The various opposition parties offer numerous but divided voices critical of the Government. Each will struggle for attention as the campaign develops. The LDP meanwhile benefits from support from Keidanren, a peak business organisation which has renewed political donations to the party and is supportive of Abenomics, and from effective media management and grassroots organisation.

Yet Abe might find he is fighting the election on rather more issues than he hopes.

Many Japanese have not forgotten the policy decisions he pushed through, such as constitutional reinterpretation of Article 9 to allow collective security, and a new national secrecy law. These were major policy developments that ran against the grain of postwar political culture and which he did not articulate clearly to the electorate in the November 2012 campaign, nor in the upper house election in July 2013.

It is no surprise then that opposition politicians and critics are declaring this to be a diet dissolution without a pretext, and mocking Abe's tangled logic on needing a mandate to reschedule a consumption tax rise, a policy move that has broad political support anyway.

The most optimistic explanation for Abe's snap election move is that he wants a full four-year term to pursue seriously the so-called 'third arrow' of Abenomics: radical economic reform. There are tentative signs that he is prepared to push major changes upon traditional LDP-supporting sectors such as agriculture (the powerful agricultural cooperatives will lose their exemption from anti-monopolies law, although Abe has retreated from a more radical plan to break them up). With President Obama facing a Republican-controlled Congress, he and a re-elected Abe might be able to lead TPP negotiations to a clean agreement.

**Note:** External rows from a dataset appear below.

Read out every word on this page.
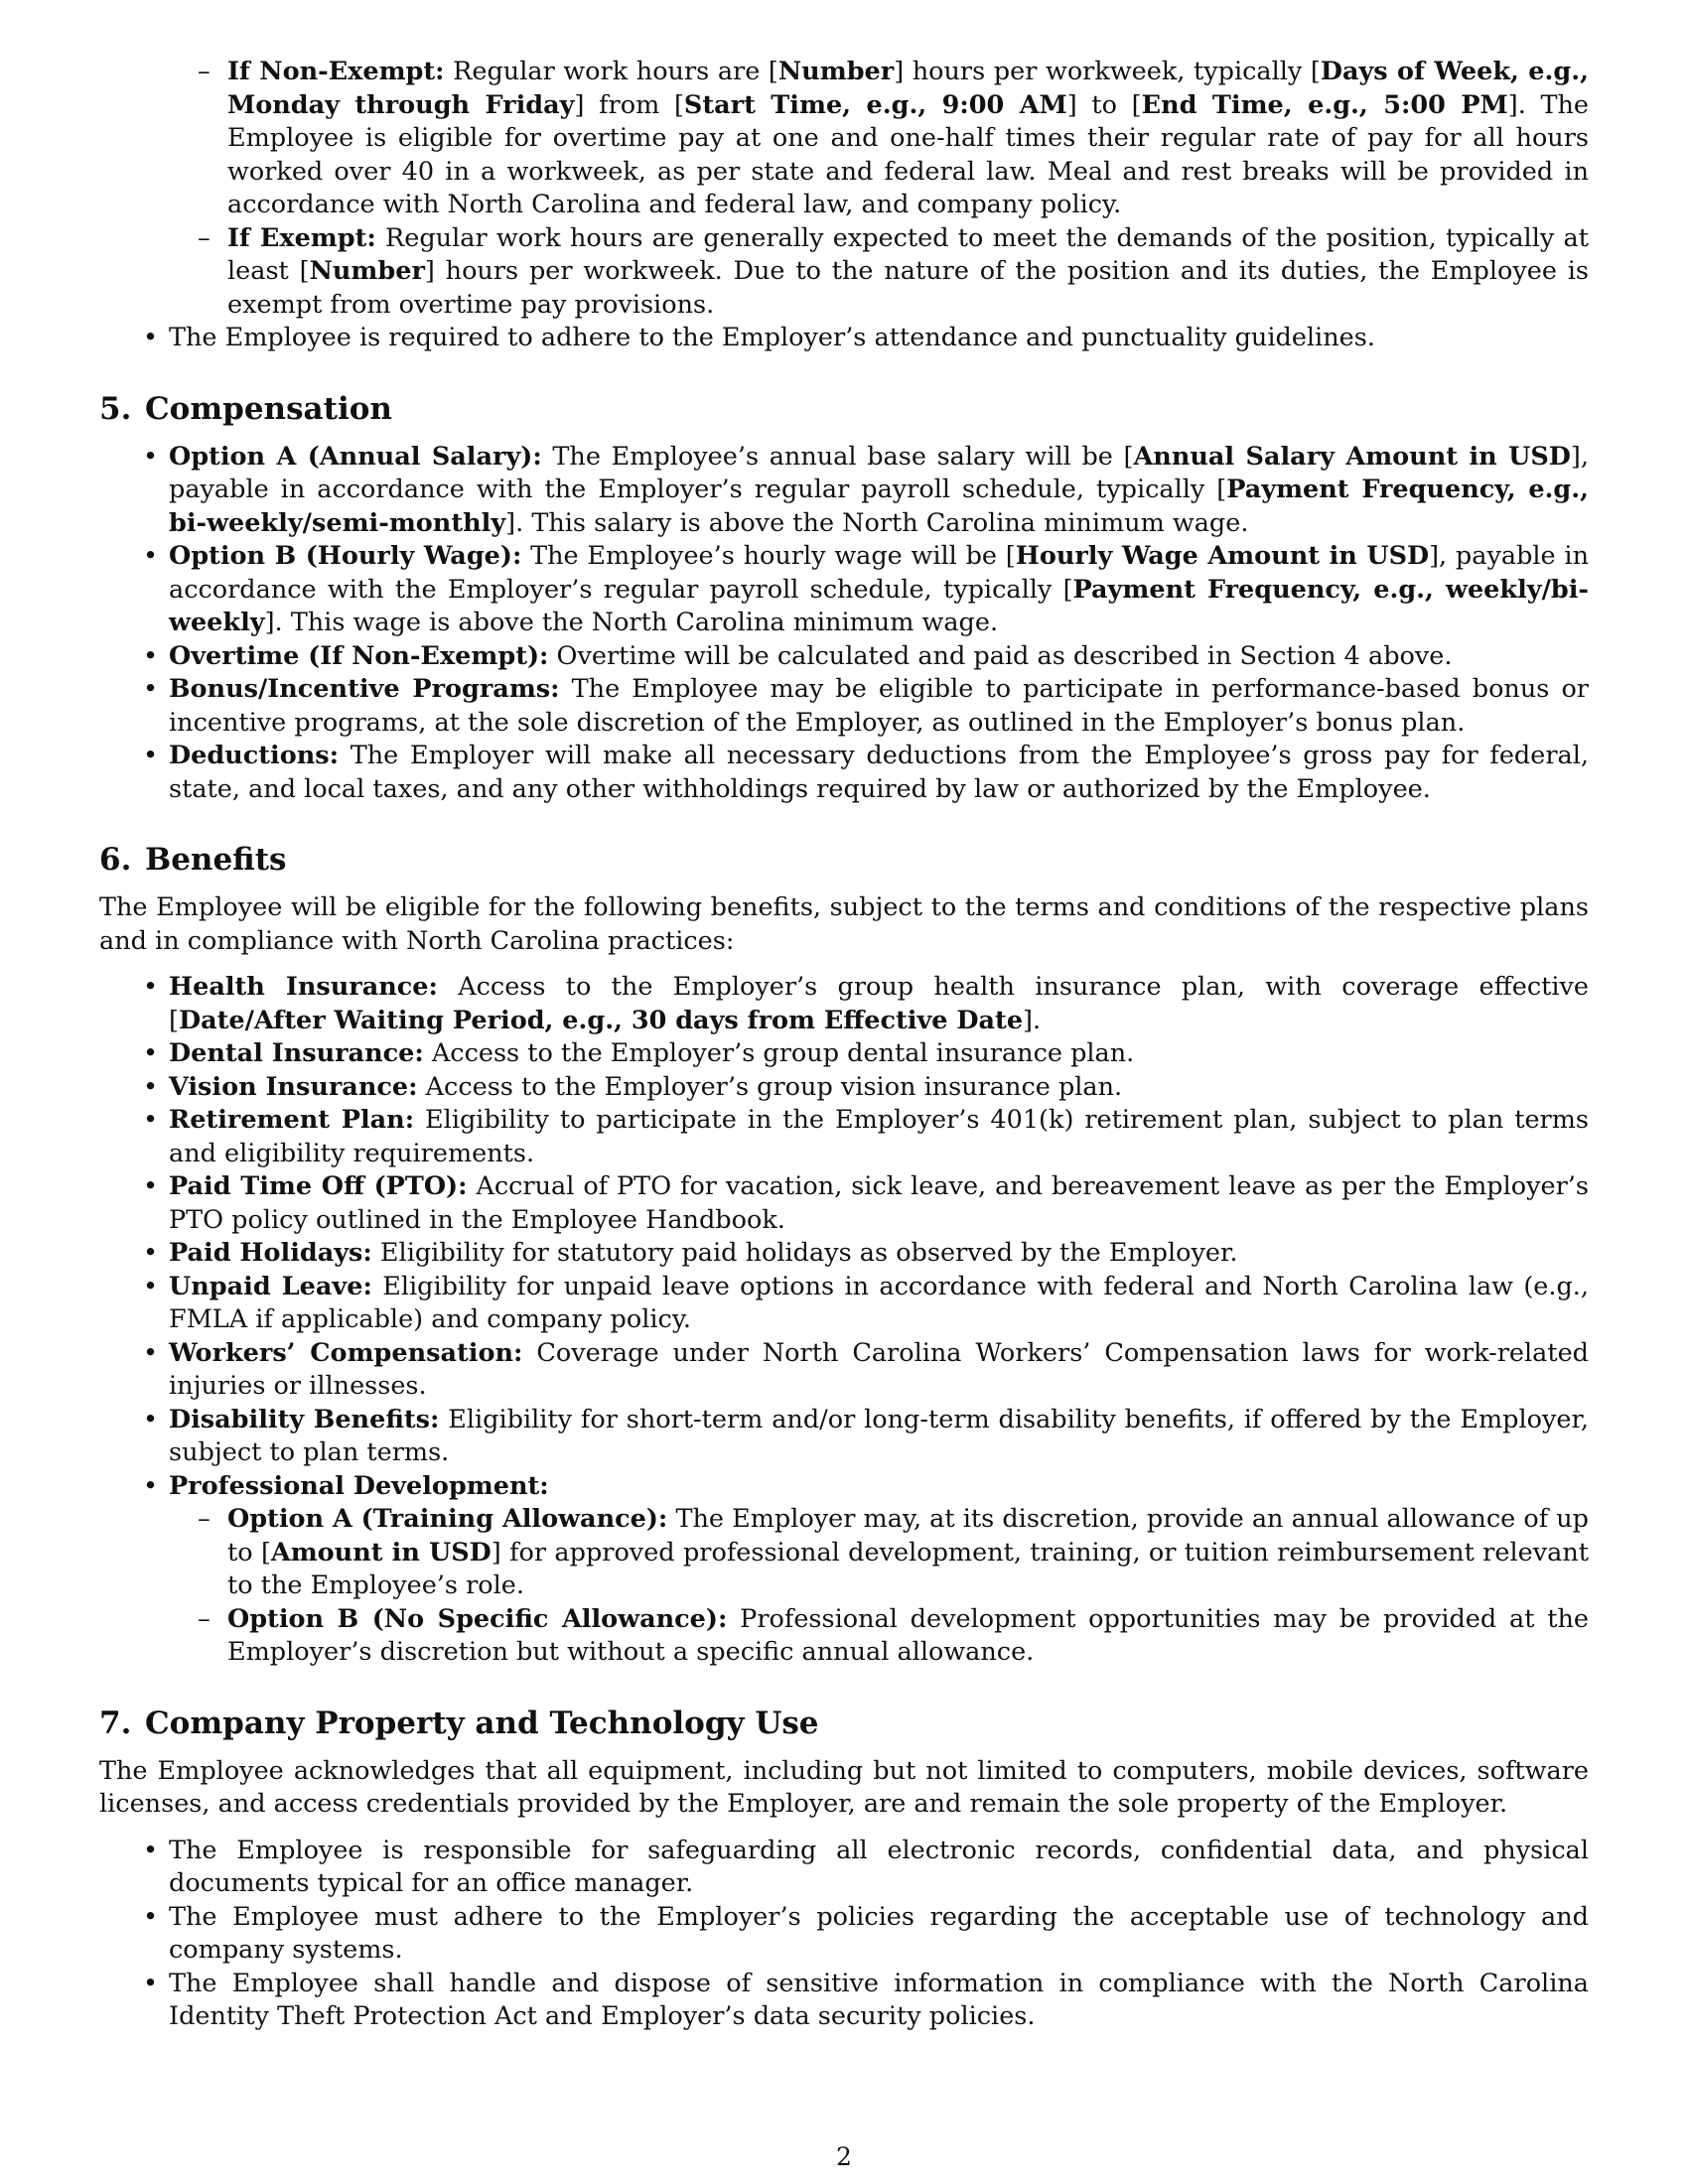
– If Non-Exempt: Regular work hours are [Number] hours per workweek, typically [Days of Week, e.g., Monday through Friday] from [Start Time, e.g., 9:00 AM] to [End Time, e.g., 5:00 PM]. The Employee is eligible for overtime pay at one and one-half times their regular rate of pay for all hours worked over 40 in a workweek, as per state and federal law. Meal and rest breaks will be provided in accordance with North Carolina and federal law, and company policy.
– If Exempt: Regular work hours are generally expected to meet the demands of the position, typically at least [Number] hours per workweek. Due to the nature of the position and its duties, the Employee is exempt from overtime pay provisions.
• The Employee is required to adhere to the Employer’s attendance and punctuality guidelines.
5. Compensation
• Option A (Annual Salary): The Employee’s annual base salary will be [Annual Salary Amount in USD], payable in accordance with the Employer’s regular payroll schedule, typically [Payment Frequency, e.g., bi-weekly/semi-monthly]. This salary is above the North Carolina minimum wage.
• Option B (Hourly Wage): The Employee’s hourly wage will be [Hourly Wage Amount in USD], payable in accordance with the Employer’s regular payroll schedule, typically [Payment Frequency, e.g., weekly/bi-weekly]. This wage is above the North Carolina minimum wage.
• Overtime (If Non-Exempt): Overtime will be calculated and paid as described in Section 4 above.
• Bonus/Incentive Programs: The Employee may be eligible to participate in performance-based bonus or incentive programs, at the sole discretion of the Employer, as outlined in the Employer’s bonus plan.
• Deductions: The Employer will make all necessary deductions from the Employee’s gross pay for federal, state, and local taxes, and any other withholdings required by law or authorized by the Employee.
6. Benefits

The Employee will be eligible for the following benefits, subject to the terms and conditions of the respective plans and in compliance with North Carolina practices:

• Health Insurance: Access to the Employer’s group health insurance plan, with coverage effective [Date/After Waiting Period, e.g., 30 days from Effective Date].
• Dental Insurance: Access to the Employer’s group dental insurance plan.
• Vision Insurance: Access to the Employer’s group vision insurance plan.
• Retirement Plan: Eligibility to participate in the Employer’s 401(k) retirement plan, subject to plan terms and eligibility requirements.
• Paid Time Off (PTO): Accrual of PTO for vacation, sick leave, and bereavement leave as per the Employer’s PTO policy outlined in the Employee Handbook.
• Paid Holidays: Eligibility for statutory paid holidays as observed by the Employer.
• Unpaid Leave: Eligibility for unpaid leave options in accordance with federal and North Carolina law (e.g., FMLA if applicable) and company policy.
• Workers’ Compensation: Coverage under North Carolina Workers’ Compensation laws for work-related injuries or illnesses.
• Disability Benefits: Eligibility for short-term and/or long-term disability benefits, if offered by the Employer, subject to plan terms.
• Professional Development:
– Option A (Training Allowance): The Employer may, at its discretion, provide an annual allowance of up to [Amount in USD] for approved professional development, training, or tuition reimbursement relevant to the Employee’s role.
– Option B (No Specific Allowance): Professional development opportunities may be provided at the Employer’s discretion but without a specific annual allowance.
7. Company Property and Technology Use

The Employee acknowledges that all equipment, including but not limited to computers, mobile devices, software licenses, and access credentials provided by the Employer, are and remain the sole property of the Employer.

• The Employee is responsible for safeguarding all electronic records, confidential data, and physical documents typical for an office manager.
• The Employee must adhere to the Employer’s policies regarding the acceptable use of technology and company systems.
• The Employee shall handle and dispose of sensitive information in compliance with the North Carolina Identity Theft Protection Act and Employer’s data security policies.
2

These are some of the hopes and fears that will animate electoral politics in Japan between now and 14 December. The money is obviously on the LDP, due to its fund-raising ability and capacity to get out the vote in a country when many are too alienated from politics to bother to vote. Yet Abe may yet find his margin of dominance shaved closer than LDP strategists imagined when they decided to dash to an early election.